# Wie gut ist Humminbird SmartCast 30e



## Lechfischer (26. Februar 2005)

Hallo,
Ich interessiere mich für den Kauf eines Armband-Echolotes(Humminbird SmartCast RF 30e).Wer hat damit Erfahrungen bezüglich Genauigkeit,Auflösung,Sendereichweite,Batterielebensdauer oder Anderem gemacht?Wäre nett,wenn ihr mir antworten würdet!|bla: 
Gruß,
Tim


----------



## Lechfischer (2. März 2005)

*AW: Wie gut ist Humminbird SmartCast 30e*

Kennt denn gar keiner Humminbird SmartCast 30e????


----------



## Timmy (2. März 2005)

*AW: Wie gut ist Humminbird SmartCast 30e*

schau mal da..........

http://www.anglerboard.de/board/showthread.php?t=42958&highlight=humminbird+smartcast


----------



## Lechfischer (2. März 2005)

*AW: Wie gut ist Humminbird SmartCast 30e*

ja,danke,aber leider ist das das rf 15 und ich bin am 30e interessiert.


----------



## Campino (4. März 2005)

*AW: Wie gut ist Humminbird SmartCast 30e*

hallo
ich hab mir den smartcast rf30e gekauft und bin sehr zufrieden damit!!
der verkäufer von meinem stamm-angel-shop hat mir folgendes gesagt:

"die meisten leute die smartcast rf30e kaufen,gehen mit falschen erwartungen zum angeln. sie glauben das sie durch das echolot mehr fische fangen. dies stimmt aber nicht! mit dem smartcast kann man nur die tiefe ausloten. ich würde ihn mir nicht kaufen!"

in diesem punkt muss ich ihm wiedersprechen!!!
der smartcast rf30e ist sehr genau
er zeigt sowohl bodenbeschaffenheit und tiefe als auch fische an!
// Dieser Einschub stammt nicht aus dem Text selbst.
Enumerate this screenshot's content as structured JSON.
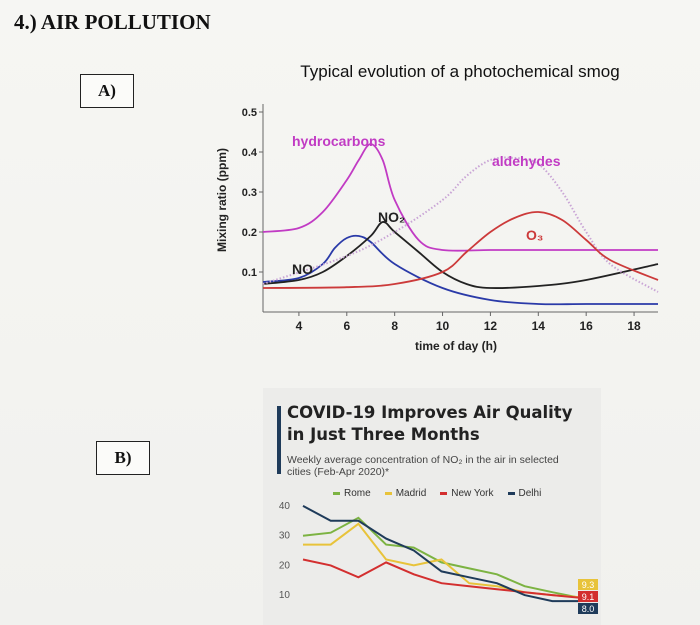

ich war heute das erste mal in diesem jahr an der donau beim angeln
ich habe in einem seitenarm geangelt und habe durch die fish ID(=> fischerkennung beim echolot) sage und schreibe 79 barsche innerhalb von 1 stunde gefangen!!!
und keiner unter 20cm!!!!!!!!!!
auch in der donau selbst, trotz der kleinen wellen, hat der smartcast funktioniert!!!

ich finde, der smartcast ist ein muss für jeden angler
nur der preis!
viel zu viel
schau mal bei ebay rein
da kannst du neue smartcasts für unter 120 € ersteigern

der smartcast hat eine reichweite von ca. 25m statt der angegebenen 35m. 25m reichen aber voll und ganz aus!
wichtig jedoch ist, den smartcast empfänger am rechten handgelenk zu tragen und wenn möglich den arm dabei zu heben, da der empfang  dann besser ist und bei günstigen bedingungen die angegebenen 35m erreicht werden können!
der geber hält ca. 400 stunden
dann muss ein neuer besorgt werden, da man die batterie nicht wechseln kann#c 
ein neuer geber kostet vom hersteller selber ca. 30€, bei eBay ca. 15€!!!
die batterien vom empfänger können dagegen problemlos gewechselt werden(handelsübliche knopfbatterien)

alles in allem :m 

mfg
Campino


----------



## Lechfischer (4. März 2005)

*AW: Wie gut ist Humminbird SmartCast 30e*

Danke für die Hilfe!!!!


----------



## Campino (5. März 2005)

*AW: Wie gut ist Humminbird SmartCast 30e*

noch was
kauf dir auf keinen fall einen grünen rf30e
die sind nämlich aus dem Ausland und haben keine garantie in deutschland!!!
schau auch, dass eine deutsche bedinungsanleitung dabei ist (nicht serienstandard)


mfg
Campino


----------